UQ RECOVER Injury Research Centre researcher and clinical psychologist Dr Rachel Elphinston said factors such as stress can make pain worse and lead to a greater reliance on medication.

“Living with chronic pain can be very difficult and available treatments are not always tailored to an individual’s unique circumstances,” Dr Elphinston said.

“If we can better understand which factors influence pain and its management, we can design approaches to help people get on with their lives and do the things they enjoy.”

More than 3.2 million Australians live with chronic pain, caused by arthritis, injury, back or neck pain, post-surgical pain or nerve-related pain.
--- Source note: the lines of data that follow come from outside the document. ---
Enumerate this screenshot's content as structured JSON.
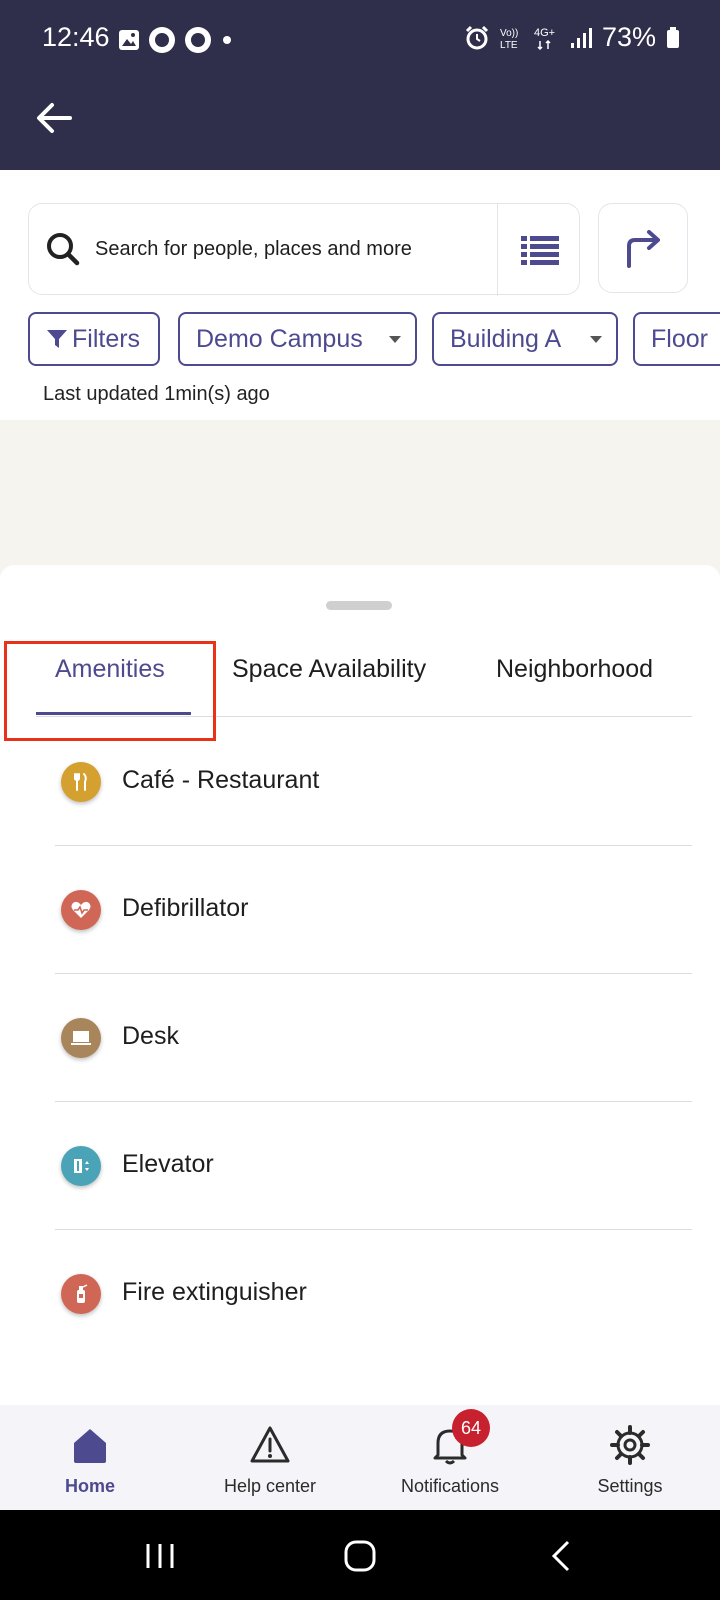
{
  "status_bar": {
    "time": "12:46",
    "battery": "73%",
    "network": "4G+",
    "volte": "VoLTE"
  },
  "search": {
    "placeholder": "Search for people, places and more"
  },
  "filters": {
    "filters_label": "Filters",
    "campus": "Demo Campus",
    "building": "Building A",
    "floor": "Floor"
  },
  "last_updated": "Last updated 1min(s) ago",
  "tabs": [
    {
      "label": "Amenities",
      "active": true
    },
    {
      "label": "Space Availability",
      "active": false
    },
    {
      "label": "Neighborhood",
      "active": false
    }
  ],
  "amenities": [
    {
      "label": "Café - Restaurant",
      "icon": "fork-knife-icon",
      "color": "#d4a030"
    },
    {
      "label": "Defibrillator",
      "icon": "heart-pulse-icon",
      "color": "#d06655"
    },
    {
      "label": "Desk",
      "icon": "laptop-icon",
      "color": "#a8855a"
    },
    {
      "label": "Elevator",
      "icon": "elevator-icon",
      "color": "#4aa3b6"
    },
    {
      "label": "Fire extinguisher",
      "icon": "fire-extinguisher-icon",
      "color": "#d06655"
    }
  ],
  "bottom_nav": {
    "home": "Home",
    "help": "Help center",
    "notifications": "Notifications",
    "notifications_count": "64",
    "settings": "Settings"
  },
  "colors": {
    "accent": "#4d4a8f",
    "app_bar": "#2f2f4b",
    "highlight": "#e8321a",
    "badge": "#c7202e"
  }
}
“By engaging with people who have chronic pain, we hope to understand the range of contributing factors so we can improve access to the right treatment at the right time,” Dr Elphinston said.

The research team is looking for adults with a chronic pain condition to participate in a short online questionnaire.

Survey participants will enter a draw to win one of two $100 gift vouchers.

Interested individuals should visit the website to register.

RECOVER Professor Michele Sterling and School of Psychology Honours student Ryan Ray are collaborating on the study.